Хотела бы я сказать что-то. Хоть что-то, чтобы утешить. Но ничто не казалось правильным после того, что я услышала. В тот момент, я лишь хотела увидеть Риза. Иметь возможность коснуться его, знать, что с ним все в порядке, что он дышит.

– Давай заканчивать твои приготовления. Я почти забыла, почему я здесь! – Она вскочила со стула, грусть исчезла, ее закрыли глубоко в закромах ее сердца. – Нам понадобиться больше черного вокруг глаз. И волосы... что нам сделать с волосами?

Она скрутила их и собрала в низкий пучок. Капнула несколько капель лавандового масла мне на плечи. Взяла мой подбородок и повернула – влево, затем вправо – довольствуясь своим творением.

¡Qué linda! [17] Тебе нравится?

Я сказала "да", хотя сама была не уверена. Косметики было слишком много (слава Богу это был Хэллоуин), и гламурная, сексуальная цыганка, которую я ожидала увидеть в зеркале, выглядела больше как уставшая балерина под сиянием гримерных ламп.

Пока я пыталась привыкнуть к своему испанскому лицу, она попросила меня подождать в гостиной и вскоре присоединилась ко мне, неся в руках красную коробку.

– Подарок от сеньора Риза. Давай, открой!

Внутри было платье – изысканное белое шелковое платье в несколько слоев. Вдобавок к нему шла черная шаль с бахромой и изображениями цветов – красных маков.

– Это твой костюм. Платье для фламенко волшебное. Несет в себе огонь цыганской крови, Андалузийских brujas.

– Что значит bruja?

– Ведьма.

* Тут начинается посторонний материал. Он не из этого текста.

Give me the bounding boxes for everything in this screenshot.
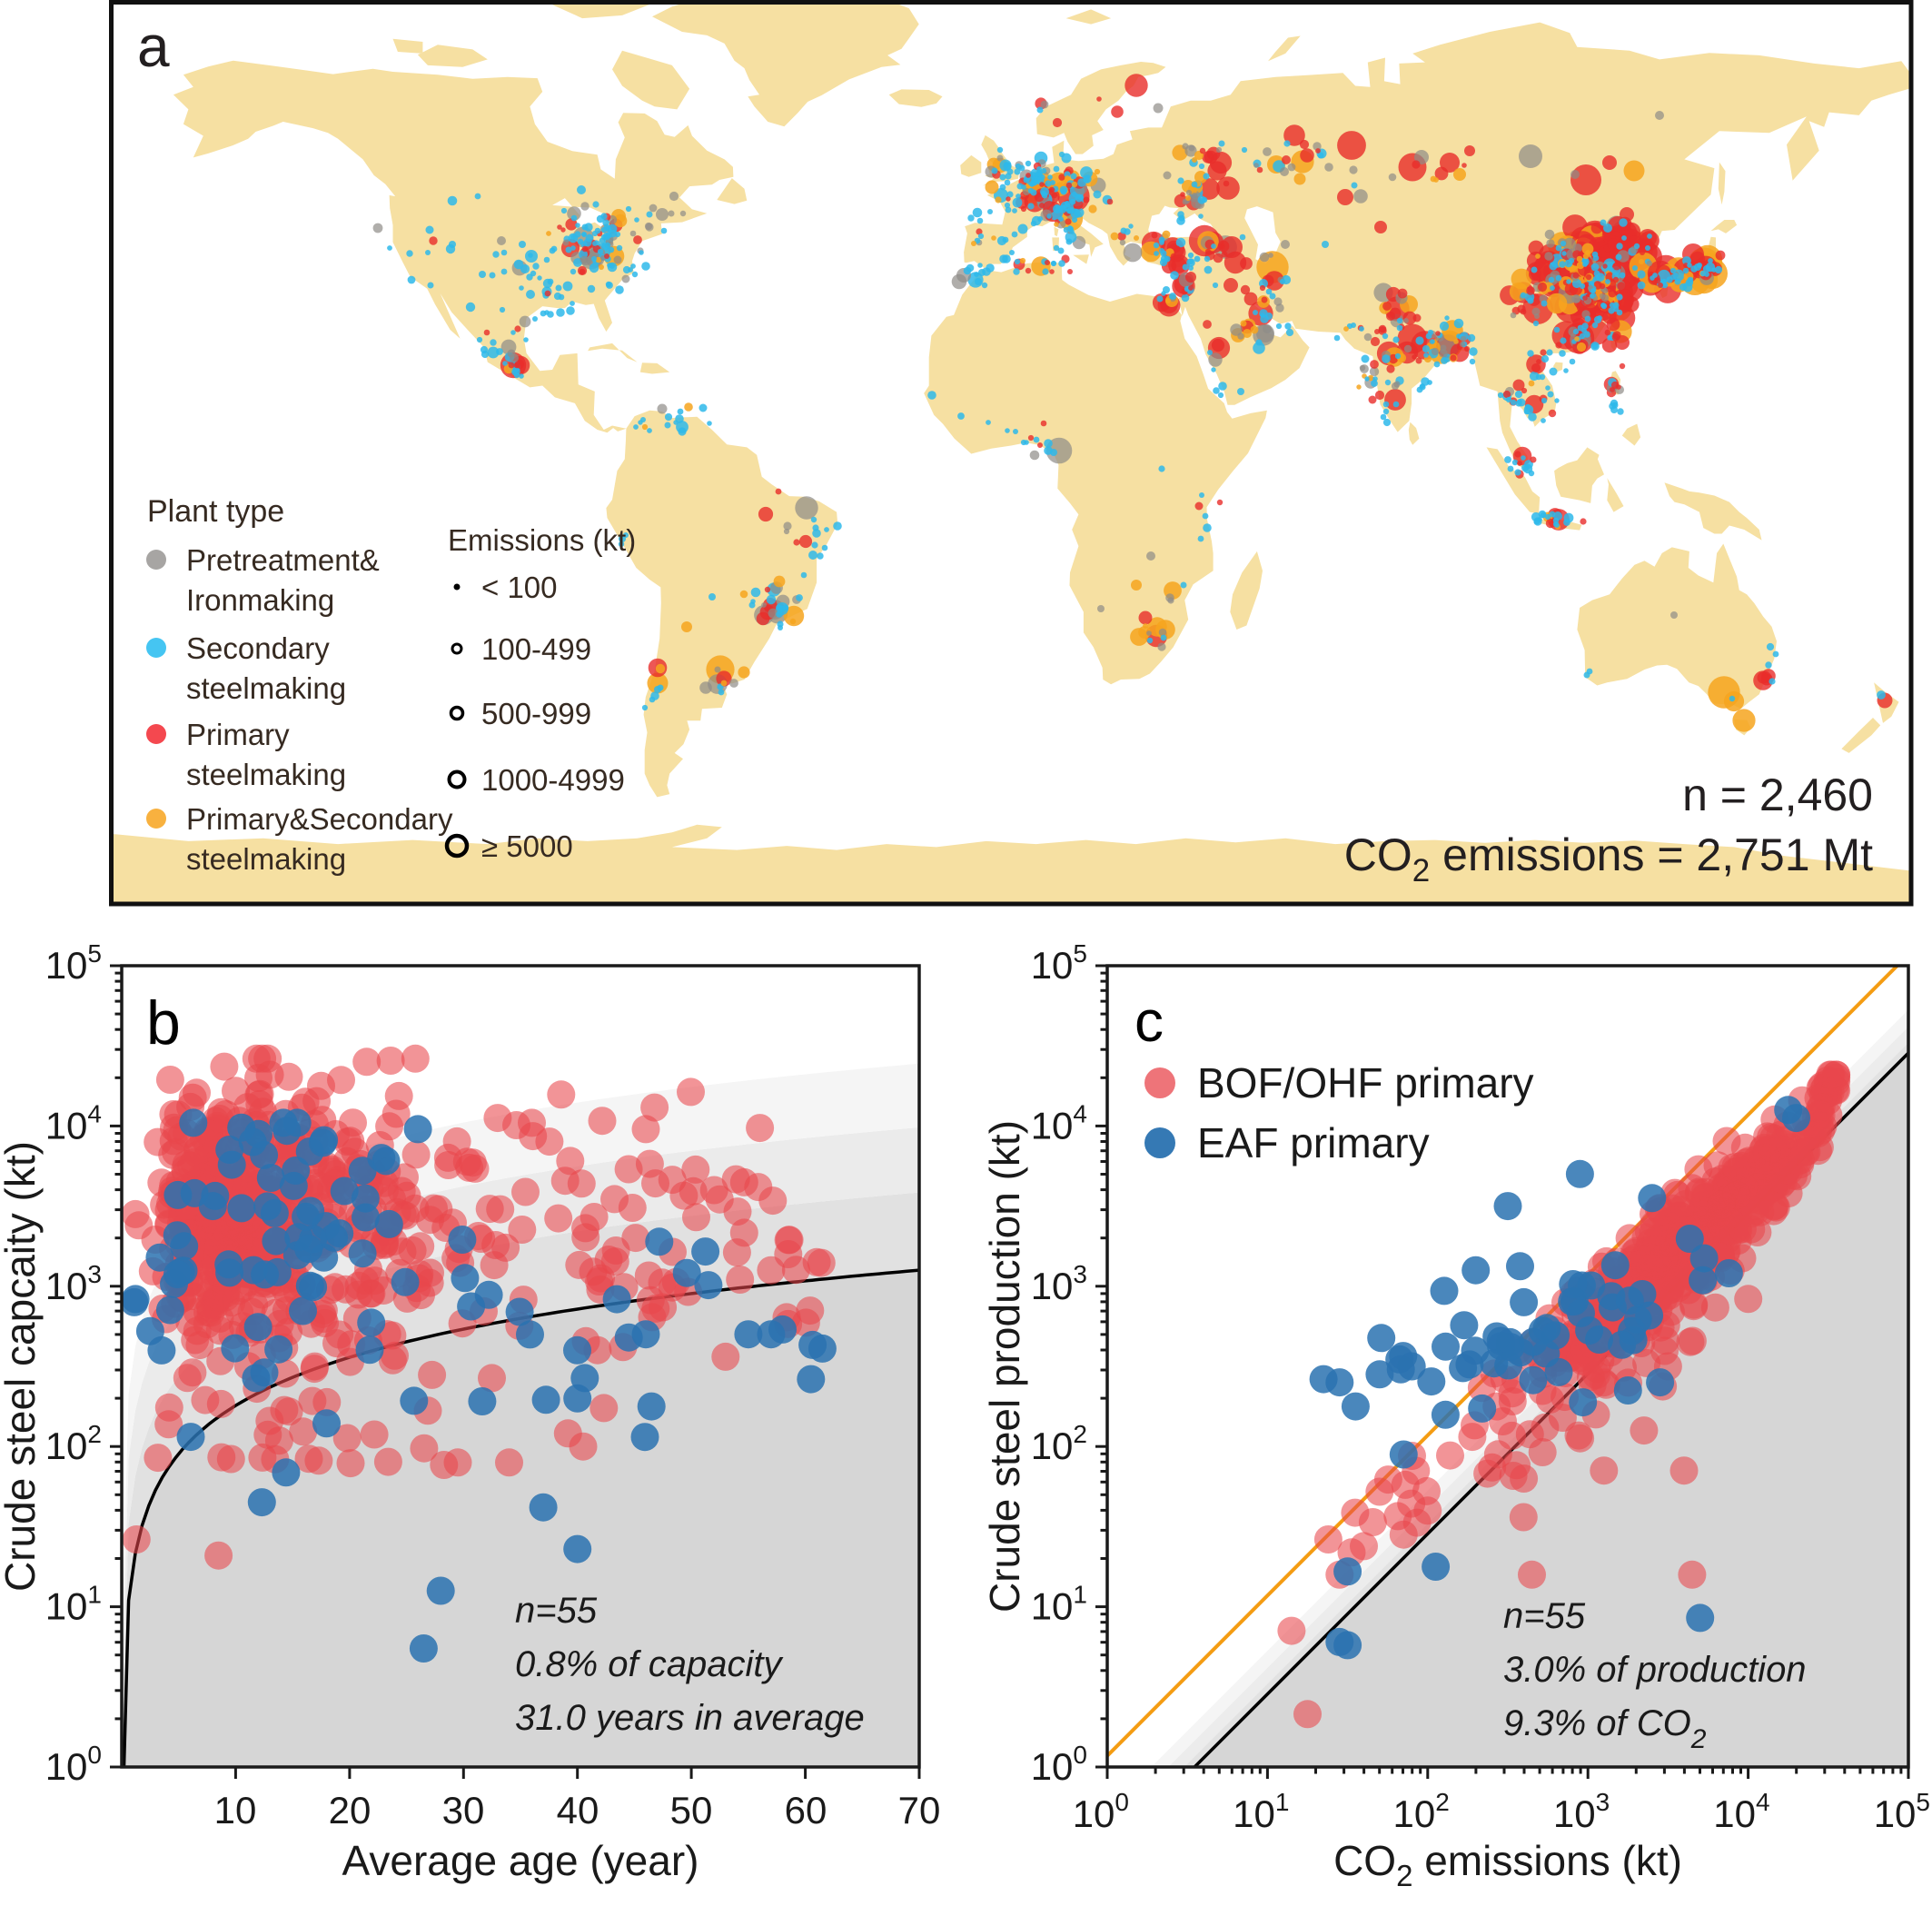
svg-text:steelmaking: steelmaking [186, 842, 346, 876]
svg-text:≥ 5000: ≥ 5000 [481, 829, 573, 863]
svg-text:3.0% of production: 3.0% of production [1503, 1650, 1807, 1690]
svg-text:BOF/OHF primary: BOF/OHF primary [1197, 1059, 1534, 1107]
svg-text:c: c [1134, 988, 1164, 1054]
svg-text:105: 105 [45, 939, 102, 987]
svg-text:Plant type: Plant type [147, 494, 284, 529]
svg-text:n=55: n=55 [515, 1591, 598, 1631]
svg-text:Primary: Primary [186, 718, 290, 751]
svg-text:70: 70 [898, 1789, 941, 1832]
svg-text:Crude steel capcaity (kt): Crude steel capcaity (kt) [0, 1141, 44, 1592]
svg-text:31.0 years in average: 31.0 years in average [515, 1698, 865, 1738]
svg-text:Crude steel production (kt): Crude steel production (kt) [981, 1120, 1028, 1613]
svg-text:101: 101 [45, 1581, 102, 1628]
svg-text:steelmaking: steelmaking [186, 671, 346, 705]
svg-text:10: 10 [214, 1789, 257, 1832]
svg-text:Primary&Secondary: Primary&Secondary [186, 802, 453, 836]
svg-text:Ironmaking: Ironmaking [186, 583, 334, 617]
svg-text:50: 50 [670, 1789, 713, 1832]
svg-text:30: 30 [442, 1789, 485, 1832]
svg-text:Secondary: Secondary [186, 631, 330, 665]
svg-text:a: a [137, 14, 170, 79]
svg-text:100-499: 100-499 [481, 632, 591, 666]
svg-text:b: b [146, 988, 181, 1057]
svg-text:steelmaking: steelmaking [186, 758, 346, 791]
svg-text:1000-4999: 1000-4999 [481, 763, 625, 797]
svg-text:n = 2,460: n = 2,460 [1682, 769, 1873, 820]
svg-text:103: 103 [1553, 1788, 1610, 1835]
svg-text:EAF primary: EAF primary [1197, 1119, 1430, 1166]
svg-text:n=55: n=55 [1503, 1596, 1586, 1636]
svg-text:Average age (year): Average age (year) [342, 1837, 699, 1884]
svg-text:40: 40 [557, 1789, 599, 1832]
svg-text:60: 60 [785, 1789, 827, 1832]
svg-text:Pretreatment&: Pretreatment& [186, 543, 380, 577]
svg-text:20: 20 [329, 1789, 372, 1832]
svg-text:CO2 emissions = 2,751 Mt: CO2 emissions = 2,751 Mt [1344, 829, 1873, 888]
svg-text:< 100: < 100 [481, 571, 558, 604]
svg-text:0.8% of capacity: 0.8% of capacity [515, 1644, 784, 1684]
svg-text:Emissions (kt): Emissions (kt) [448, 523, 636, 557]
svg-text:CO2 emissions (kt): CO2 emissions (kt) [1333, 1837, 1682, 1892]
svg-text:102: 102 [1031, 1420, 1087, 1467]
svg-text:500-999: 500-999 [481, 697, 591, 730]
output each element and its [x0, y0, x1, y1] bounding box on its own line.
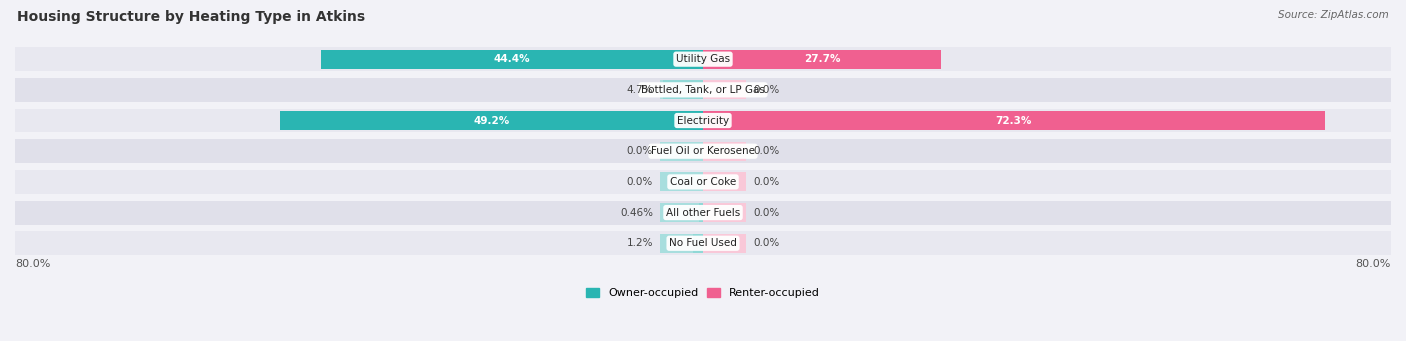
- Text: 0.46%: 0.46%: [620, 208, 654, 218]
- Bar: [15, 231, 1391, 255]
- Text: 80.0%: 80.0%: [15, 259, 51, 269]
- Text: Fuel Oil or Kerosene: Fuel Oil or Kerosene: [651, 146, 755, 156]
- Bar: [15, 170, 1391, 194]
- Bar: [699, 203, 703, 222]
- Text: 72.3%: 72.3%: [995, 116, 1032, 125]
- Bar: [15, 47, 1391, 71]
- Text: No Fuel Used: No Fuel Used: [669, 238, 737, 248]
- Text: 44.4%: 44.4%: [494, 54, 530, 64]
- Text: All other Fuels: All other Fuels: [666, 208, 740, 218]
- Bar: [15, 201, 1391, 225]
- Bar: [693, 234, 703, 253]
- Bar: [659, 80, 703, 99]
- Bar: [659, 50, 703, 69]
- Bar: [659, 173, 703, 191]
- Bar: [703, 142, 747, 161]
- Text: 80.0%: 80.0%: [1355, 259, 1391, 269]
- Text: 1.2%: 1.2%: [627, 238, 654, 248]
- Text: Bottled, Tank, or LP Gas: Bottled, Tank, or LP Gas: [641, 85, 765, 95]
- Text: 0.0%: 0.0%: [627, 177, 654, 187]
- Bar: [659, 203, 703, 222]
- Bar: [703, 234, 747, 253]
- Text: 0.0%: 0.0%: [752, 238, 779, 248]
- Bar: [703, 203, 747, 222]
- Text: 0.0%: 0.0%: [627, 146, 654, 156]
- Bar: [659, 111, 703, 130]
- Text: 0.0%: 0.0%: [752, 85, 779, 95]
- Text: Utility Gas: Utility Gas: [676, 54, 730, 64]
- Bar: [703, 111, 1324, 130]
- Bar: [662, 80, 703, 99]
- Bar: [659, 234, 703, 253]
- Text: 27.7%: 27.7%: [804, 54, 841, 64]
- Text: 4.7%: 4.7%: [627, 85, 654, 95]
- Bar: [280, 111, 703, 130]
- Text: Source: ZipAtlas.com: Source: ZipAtlas.com: [1278, 10, 1389, 20]
- Bar: [703, 111, 747, 130]
- Legend: Owner-occupied, Renter-occupied: Owner-occupied, Renter-occupied: [581, 283, 825, 302]
- Bar: [15, 108, 1391, 133]
- Text: Electricity: Electricity: [676, 116, 730, 125]
- Text: Housing Structure by Heating Type in Atkins: Housing Structure by Heating Type in Atk…: [17, 10, 366, 24]
- Text: 0.0%: 0.0%: [752, 208, 779, 218]
- Bar: [703, 50, 747, 69]
- Text: Coal or Coke: Coal or Coke: [669, 177, 737, 187]
- Bar: [703, 80, 747, 99]
- Bar: [15, 139, 1391, 163]
- Text: 0.0%: 0.0%: [752, 146, 779, 156]
- Text: 49.2%: 49.2%: [474, 116, 509, 125]
- Bar: [15, 78, 1391, 102]
- Bar: [659, 142, 703, 161]
- Bar: [703, 50, 941, 69]
- Bar: [321, 50, 703, 69]
- Bar: [703, 173, 747, 191]
- Text: 0.0%: 0.0%: [752, 177, 779, 187]
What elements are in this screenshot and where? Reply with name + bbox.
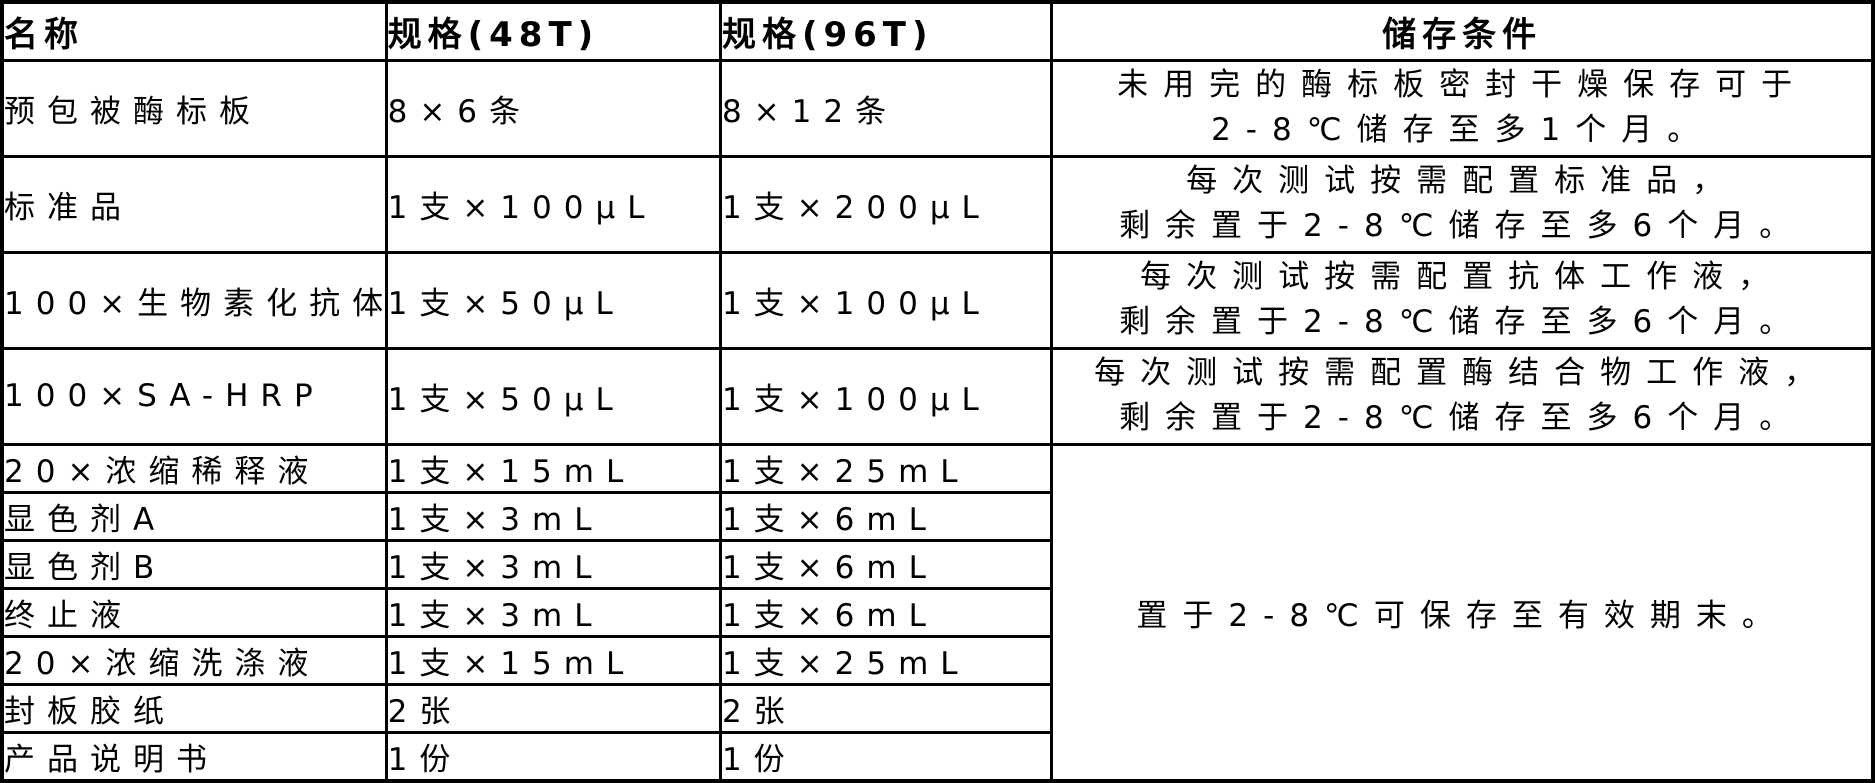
storage-cell: 未用完的酶标板密封干燥保存可于 2-8℃储存至多1个月。: [1050, 58, 1875, 158]
table-row: 终止液 1支×3mL 1支×6mL: [0, 586, 1873, 638]
spec-96t-cell: 1支×6mL: [718, 586, 1054, 638]
spec-48t-cell: 1支×15mL: [384, 442, 722, 494]
table-row: 100×生物素化抗体 1支×50µL 1支×100µL 每次测试按需配置抗体工作…: [0, 250, 1875, 350]
storage-cell: 每次测试按需配置酶结合物工作液， 剩余置于2-8℃储存至多6个月。: [1050, 346, 1875, 446]
col-header-spec-96t: 规格(96T): [718, 0, 1054, 62]
table-row: 封板胶纸 2张 2张: [0, 682, 1873, 734]
col-header-name: 名称: [0, 0, 388, 62]
spec-96t-cell: 2张: [718, 682, 1054, 734]
spec-96t-cell: 1支×6mL: [718, 490, 1054, 542]
name-cell: 100×SA-HRP: [0, 346, 388, 446]
spec-96t-cell: 1支×6mL: [718, 538, 1054, 590]
name-cell: 封板胶纸: [0, 682, 388, 734]
spec-48t-cell: 2张: [384, 682, 722, 734]
table-row: 显色剂B 1支×3mL 1支×6mL: [0, 538, 1873, 590]
spec-96t-cell: 1份: [718, 730, 1054, 782]
spec-48t-cell: 1支×100µL: [384, 154, 722, 254]
name-cell: 20×浓缩洗涤液: [0, 634, 388, 686]
spec-96t-cell: 1支×25mL: [718, 442, 1054, 494]
spec-96t-cell: 1支×200µL: [718, 154, 1054, 254]
spec-48t-cell: 1支×3mL: [384, 538, 722, 590]
storage-line: 剩余置于2-8℃储存至多6个月。: [1119, 304, 1806, 340]
name-cell: 显色剂B: [0, 538, 388, 590]
name-cell: 终止液: [0, 586, 388, 638]
storage-line: 每次测试按需配置抗体工作液，: [1140, 259, 1785, 296]
spec-48t-cell: 1支×50µL: [384, 346, 722, 446]
storage-line: 剩余置于2-8℃储存至多6个月。: [1119, 400, 1806, 436]
spec-96t-cell: 1支×100µL: [718, 346, 1054, 446]
spec-48t-cell: 1支×15mL: [384, 634, 722, 686]
spec-48t-cell: 1支×3mL: [384, 490, 722, 542]
table-row: 标准品 1支×100µL 1支×200µL 每次测试按需配置标准品， 剩余置于2…: [0, 154, 1875, 254]
name-cell: 产品说明书: [0, 730, 388, 782]
col-header-storage: 储存条件: [1050, 0, 1875, 62]
table-row: 预包被酶标板 8×6条 8×12条 未用完的酶标板密封干燥保存可于 2-8℃储存…: [0, 58, 1875, 158]
storage-line: 每次测试按需配置酶结合物工作液，: [1094, 355, 1831, 392]
name-cell: 100×生物素化抗体: [0, 250, 388, 350]
table-row: 20×浓缩洗涤液 1支×15mL 1支×25mL: [0, 634, 1873, 686]
storage-cell: 每次测试按需配置标准品， 剩余置于2-8℃储存至多6个月。: [1050, 154, 1875, 254]
storage-line: 每次测试按需配置标准品，: [1186, 163, 1739, 200]
spec-48t-cell: 1支×50µL: [384, 250, 722, 350]
name-cell: 20×浓缩稀释液: [0, 442, 388, 494]
spec-96t-cell: 1支×100µL: [718, 250, 1054, 350]
table-row: 100×SA-HRP 1支×50µL 1支×100µL 每次测试按需配置酶结合物…: [0, 346, 1875, 446]
col-header-spec-48t: 规格(48T): [384, 0, 722, 62]
header-row: 名称 规格(48T) 规格(96T) 储存条件: [0, 0, 1875, 62]
name-cell: 标准品: [0, 154, 388, 254]
storage-line: 未用完的酶标板密封干燥保存可于: [1117, 67, 1808, 104]
storage-line: 剩余置于2-8℃储存至多6个月。: [1119, 208, 1806, 244]
spec-96t-cell: 1支×25mL: [718, 634, 1054, 686]
storage-cell: 每次测试按需配置抗体工作液， 剩余置于2-8℃储存至多6个月。: [1050, 250, 1875, 350]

Один взмах юбкой, – она взмахнула ногой, притворяясь будто ловит полы ткани в воздухе, – и ты можешь сделать с мужчиной все, что захочешь.

Я надела платье и шелк заструился до пола: одно плечо оставалось обнаженным, и ткань обрамляла тело до колена, а дальше разливалась каскадом диких кружев.

– В моей стране есть свои brujas, чья сила заключена в платье. В белом длинном платье, похожем на это.

Это была моя любимая часть в легенде о самодивах. Безумно влюбленный пастух пробирается к озеру, чтобы ближе взглянуть на Вилью. Она слышит шаги. Оборачивается. И предательская луна открывает ее взору молодого парня. Но также она открывает то, что он нашел на берегу и забрал: платье, сделанное из чистого серебра, сшитое из лунных нитей. Платье, в котором собрана вся сила Вильи.

Claro, si [18], – Кармела слушала и кивала, словно все в этой истории оборачивалось именно так, как она ожидала. – Мужчина ворует платье и завоевывает свою bruja навсегда, да?